Russians have been commemorating Yuri Gagarin’s achievements 60 years after he became the first human blasted into space. The cosmonaut remains one of the most admired figures in Russia to this day and countless murals, statues and art pay tribute to him. On April 12, 1961, the Vostok 1 spacecraft was launched from Baikonur Cosmodrome and Gagarin orbited the Earth for 108 minutes before safely landing near Engels in southeastern Russia. The flight was a triumph for the Soviet Union, demonstrating its technological prowess and the bravery of its cosmonauts as well as kicking off the space age. Unfortunately, Gagarin was killed just seven years later when his MIG-15 jet crashed in mysterious circumstances that became the subject of several conspiracy theories.
Gagarin certainly paved the way for hundreds of astronauts and cosmonauts who followed in his footsteps. The International Astronaut Database at The Center for International and Strategic Studies states that over 500 people from nearly 40 countries have traveled into space. The following infographic shows the number of passengers sent into space each year rather than unique astronauts. It illustrates how the number of space travelers peaked in 1985 when 62 humans blasted into orbit. Out of that total 58 were male and just four were female. Even though space exploration has been male dominated, women have been making their presence increasingly felt. In 2017 and 2018, for example, seven men and two women were launched into space in both years while 10 men and two women blasted off in 2020.

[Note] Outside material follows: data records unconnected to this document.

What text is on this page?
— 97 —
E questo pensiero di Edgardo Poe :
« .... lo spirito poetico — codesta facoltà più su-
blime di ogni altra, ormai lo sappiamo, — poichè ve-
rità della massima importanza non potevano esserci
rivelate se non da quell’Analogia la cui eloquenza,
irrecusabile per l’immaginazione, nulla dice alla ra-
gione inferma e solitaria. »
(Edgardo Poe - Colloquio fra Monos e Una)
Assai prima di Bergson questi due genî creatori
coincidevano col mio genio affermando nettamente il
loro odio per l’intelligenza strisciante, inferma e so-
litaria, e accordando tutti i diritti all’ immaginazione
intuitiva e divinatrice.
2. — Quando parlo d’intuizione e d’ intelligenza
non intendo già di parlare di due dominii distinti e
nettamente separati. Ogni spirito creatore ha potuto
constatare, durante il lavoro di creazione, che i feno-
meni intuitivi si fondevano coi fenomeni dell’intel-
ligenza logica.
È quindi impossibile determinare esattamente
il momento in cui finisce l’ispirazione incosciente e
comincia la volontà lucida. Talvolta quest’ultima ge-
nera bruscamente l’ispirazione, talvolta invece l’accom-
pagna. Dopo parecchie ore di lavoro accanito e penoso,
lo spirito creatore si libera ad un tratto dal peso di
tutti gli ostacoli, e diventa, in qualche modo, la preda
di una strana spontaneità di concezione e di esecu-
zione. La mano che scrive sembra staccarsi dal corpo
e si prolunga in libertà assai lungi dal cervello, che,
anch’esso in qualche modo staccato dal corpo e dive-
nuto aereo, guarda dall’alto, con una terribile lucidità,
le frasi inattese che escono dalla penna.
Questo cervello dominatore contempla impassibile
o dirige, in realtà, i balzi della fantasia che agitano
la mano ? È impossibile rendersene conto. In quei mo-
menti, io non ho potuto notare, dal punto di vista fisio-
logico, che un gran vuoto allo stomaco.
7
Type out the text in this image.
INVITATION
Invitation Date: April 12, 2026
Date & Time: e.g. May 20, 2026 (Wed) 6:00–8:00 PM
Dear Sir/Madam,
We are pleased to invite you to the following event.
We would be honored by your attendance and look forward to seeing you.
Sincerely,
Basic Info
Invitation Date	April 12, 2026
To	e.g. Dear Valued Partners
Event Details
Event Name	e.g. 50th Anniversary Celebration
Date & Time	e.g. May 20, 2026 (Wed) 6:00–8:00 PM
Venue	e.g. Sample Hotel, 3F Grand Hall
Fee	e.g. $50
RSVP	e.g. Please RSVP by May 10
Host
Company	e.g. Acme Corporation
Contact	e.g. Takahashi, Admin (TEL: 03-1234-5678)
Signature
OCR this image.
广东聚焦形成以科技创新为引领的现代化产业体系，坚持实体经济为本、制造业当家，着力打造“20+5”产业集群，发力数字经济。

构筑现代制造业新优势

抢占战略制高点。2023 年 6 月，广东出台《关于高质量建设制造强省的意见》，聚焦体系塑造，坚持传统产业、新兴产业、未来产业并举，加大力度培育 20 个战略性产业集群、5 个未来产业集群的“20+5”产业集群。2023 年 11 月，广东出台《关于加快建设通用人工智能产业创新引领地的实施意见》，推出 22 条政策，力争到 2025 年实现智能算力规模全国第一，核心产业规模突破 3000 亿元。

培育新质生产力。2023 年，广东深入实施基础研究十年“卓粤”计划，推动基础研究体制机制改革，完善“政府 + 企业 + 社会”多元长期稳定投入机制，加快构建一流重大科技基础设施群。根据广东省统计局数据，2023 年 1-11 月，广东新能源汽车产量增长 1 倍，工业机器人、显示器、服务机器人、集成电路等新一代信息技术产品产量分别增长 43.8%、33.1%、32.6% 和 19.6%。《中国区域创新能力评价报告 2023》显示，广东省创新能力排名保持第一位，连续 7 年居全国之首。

Friday saw the three latest space travelers take flight when two Russians and an American lifted off from Kazakhstan in a Soyuz MS-18 before safely docking at the International Space Station. The mission was in honor of Yuri Gagarin and the trio was welcomed onboard the ISS by two Russian cosmonauts, four NASA astronauts and another from Japan. The space industry has changed dramatically in the six decades since Gagarin’s famous orbit and 2020 saw Russia lose its monopoly over manned launches to the ISS with SpaceX successfully taking on the responsibility. It will be interesting to see how the continuing privatization of space travel impacts the number of people heading into orbit and whether the momentum seen in the mid-1980s and 1990s can be regained in the years ahead.